TORONTO - Concerned controversy may take away from "a special day," Don Cherry has declined an honorary degree from the Royal Military College.

"I can't accept the degree and I won't attend the convocation," Cherry said in an interview Friday about the Nov. 17 ceremony in Kingston, Ont. "I am sad because I was really looking forward to spending time with the 800 cadets."

It is because of French Professor Catherine Lord's complaints that the legendary hockey coach and commentator won't be there.
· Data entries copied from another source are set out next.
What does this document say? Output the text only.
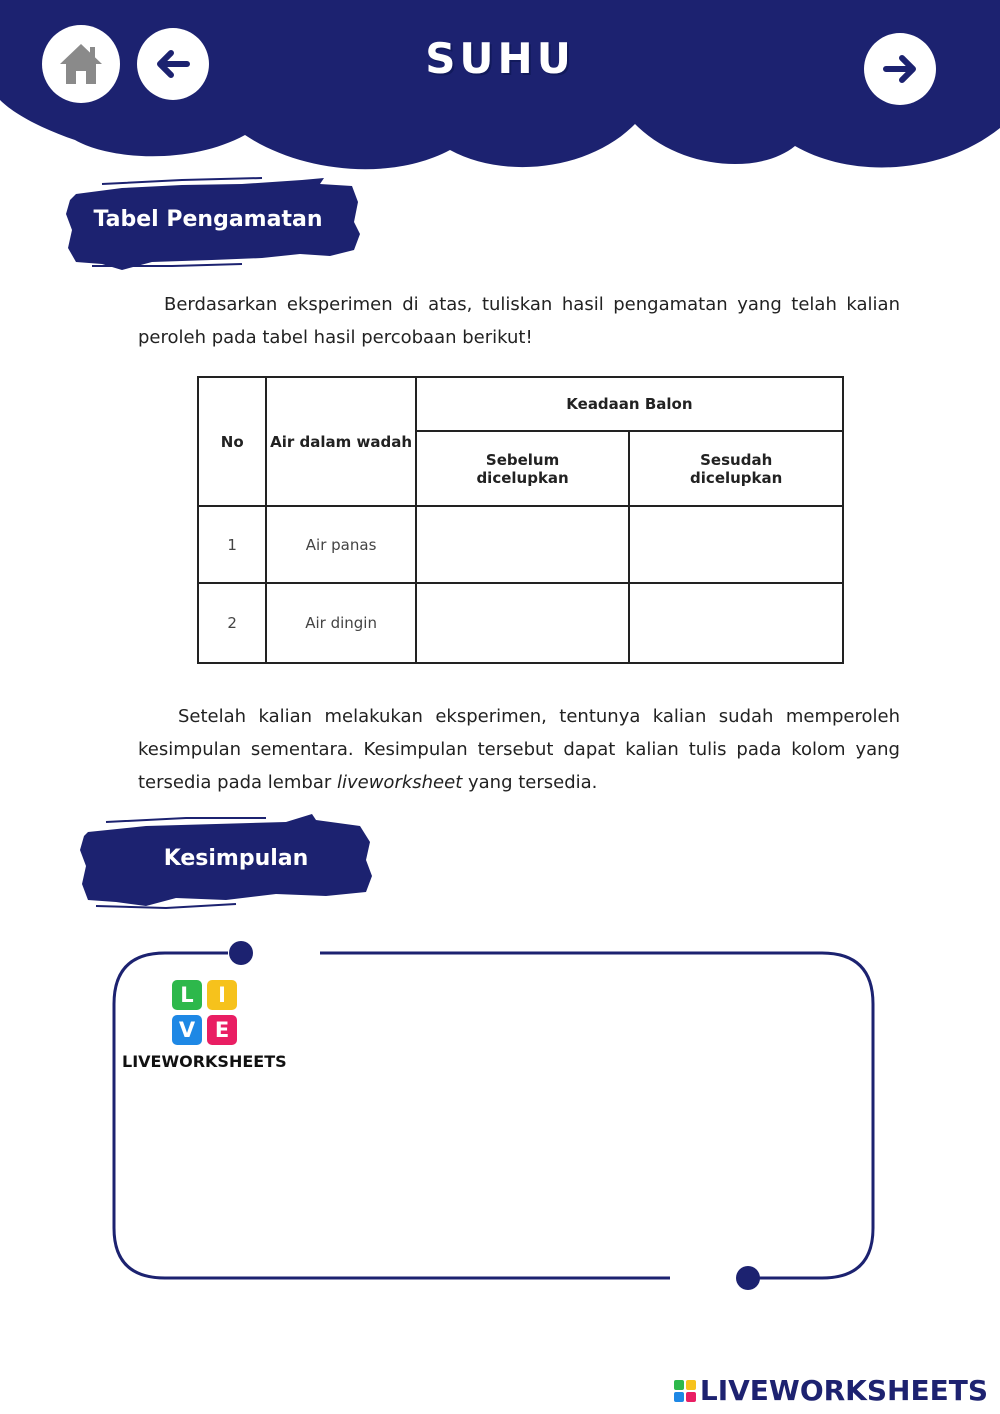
SUHU
Tabel Pengamatan

Berdasarkan eksperimen di atas, tuliskan hasil pengamatan yang telah kalian peroleh pada tabel hasil percobaan berikut!

No	Air dalam wadah	Keadaan Balon	
		Sebelum dicelupkan	Sesudah dicelupkan
1	Air panas		
2	Air dingin		

Setelah kalian melakukan eksperimen, tentunya kalian sudah memperoleh kesimpulan sementara. Kesimpulan tersebut dapat kalian tulis pada kolom yang tersedia pada lembar liveworksheet yang tersedia.

Kesimpulan
L	I
V E
LIVEWORKSHEETS
LIVEWORKSHEETS
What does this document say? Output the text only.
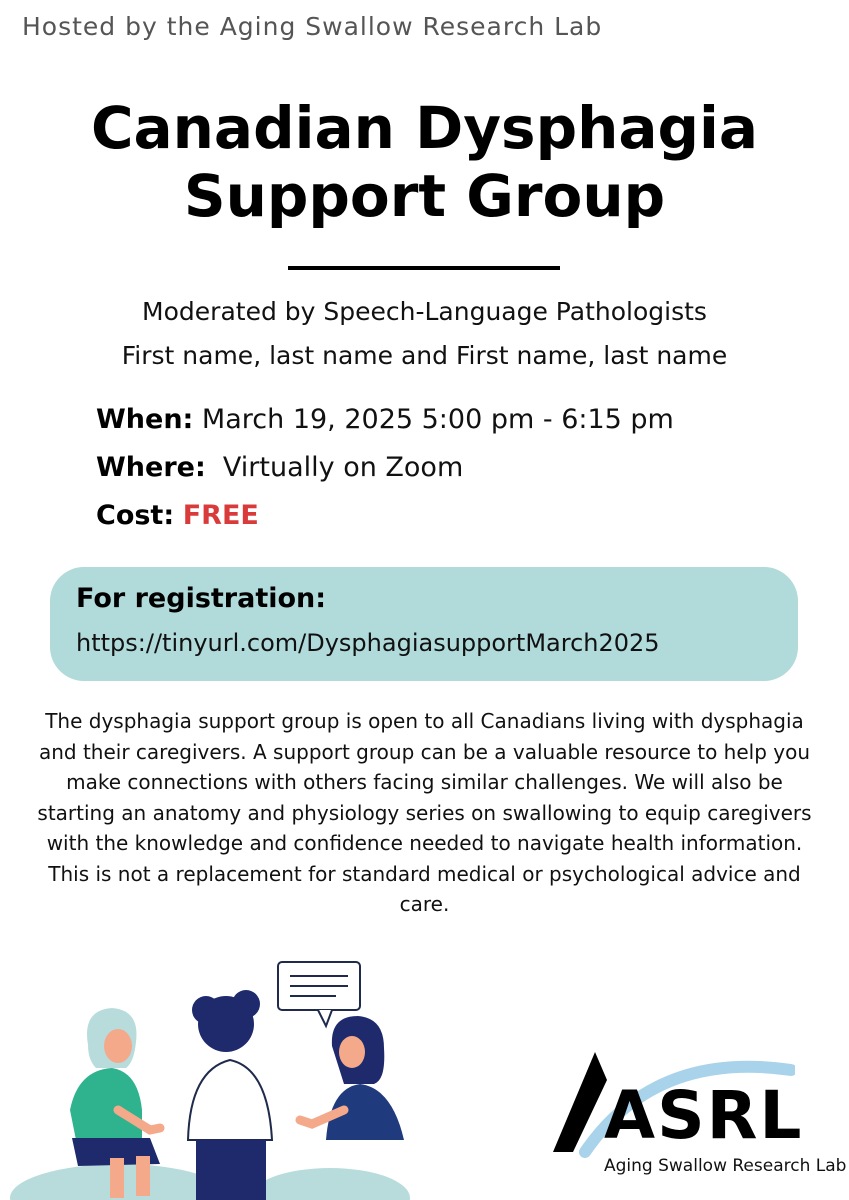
Hosted by the Aging Swallow Research Lab
Canadian Dysphagia
Support Group
Moderated by Speech-Language Pathologists
First name, last name and First name, last name
When: March 19, 2025 5:00 pm - 6:15 pm
Where:  Virtually on Zoom
Cost: FREE
For registration:
https://tinyurl.com/DysphagiasupportMarch2025
The dysphagia support group is open to all Canadians living with dysphagia and their caregivers. A support group can be a valuable resource to help you make connections with others facing similar challenges. We will also be starting an anatomy and physiology series on swallowing to equip caregivers with the knowledge and confidence needed to navigate health information. This is not a replacement for standard medical or psychological advice and care.
ASRL
Aging Swallow Research Lab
"On many occasions he publicly expressed his contempt for many groups of the Canadian population, notably for the French-speaking Canadians, for the (lesbian, gay, bisexual and transgender) community and for the immigrants," Lord wrote in an open letter.

"What message will RMC send, in celebrating Don Cherry, to the students coming from these groups? And what will the Canadian people remember from RMC, as a serious and prestigious institution?"

As well, the RMC faculty board passed a resolution of "dissatisfaction" about the 77-year-old receiving the degree.

The institution, however, stands behind its decision to grant Cherry the degree.

"For more than two decades, Don Cherry has been a stalwart public supporter of the members of the Canadian Forces and their families," said spokesman Capt. Cynthia Kent.

"Through his public appearances, he has continually drawn attention to the work and sacrifices of Canadian Forces members, along with the contributions of military families. In Canada and overseas, he has visited Canadian Forces personnel to boost their morale with both his entertaining personality and his heartfelt appreciation for their sacrifice."

Kent also noted Cherry's charity work, including organ donor awareness his paediatric and hospice care facility for children, the Darling Home for Kids
Cherry is from Kingtson and has a long history with the college. His mother worked there, as did his grandfather, Richard Palamountain, who then enlisted with the Canadian Expeditionary Force where he fought and was wounded at Vimy Ridge in 1917.

Palamountain returned back to the college as an employee following the war for 17 years until his death.

Cherry also has a long resume of honorary awards from Canada's military and men and women in uniform. He received the Canadian Forces Medallion for Distinguished Service, and was made an honorary lifetime member of the Royal Canadian Legion, an honorary member of the Princess Patricia's Canadian Light Infantry, the Royal Canadian Horse Artillery and an honorary membership in the Ontario Association of Police.

He said he was very proud to be bestowed this latest honorary degree but in light of the letter and public spectacle, he did not want to distract attention from the two others who were also honoured - the late RMC teacher Brig.-Gen. John (Jack) Cadieux and military veteran Lt.-Col. John Desmond Gibson.

"I wouldn't want anything to take that moment away from those families," Cherry said. "The day should be a positive."

Cherry visited the Quebec City Royal 22e Regiment, nicknamed the Van Doos, in Afghanistan last Christmas.

"All I know is I went to Afghanistan to spend last Christmas with the Van Doos and they didn't seem to mind me," joked Cherry. "They treated me so well and I have to tell you I was sure proud of them."

With the help of the regiment, he fired an artillery shell on which he wrote "To the Taliban: Bon Chance" to which he later joked to the troops, "I think I spelled it wrong (it should have been 'bonne') but they got the idea."

Being with the Van Doos "was by far the greatest thing I have ever done in my life and the greatest thing I will ever do," he added.

However he did point one thing missing from the trip.

"When I was in Afghanistan in all the bases I visited I didn't see Catherine Lord there anywhere," Cherry said.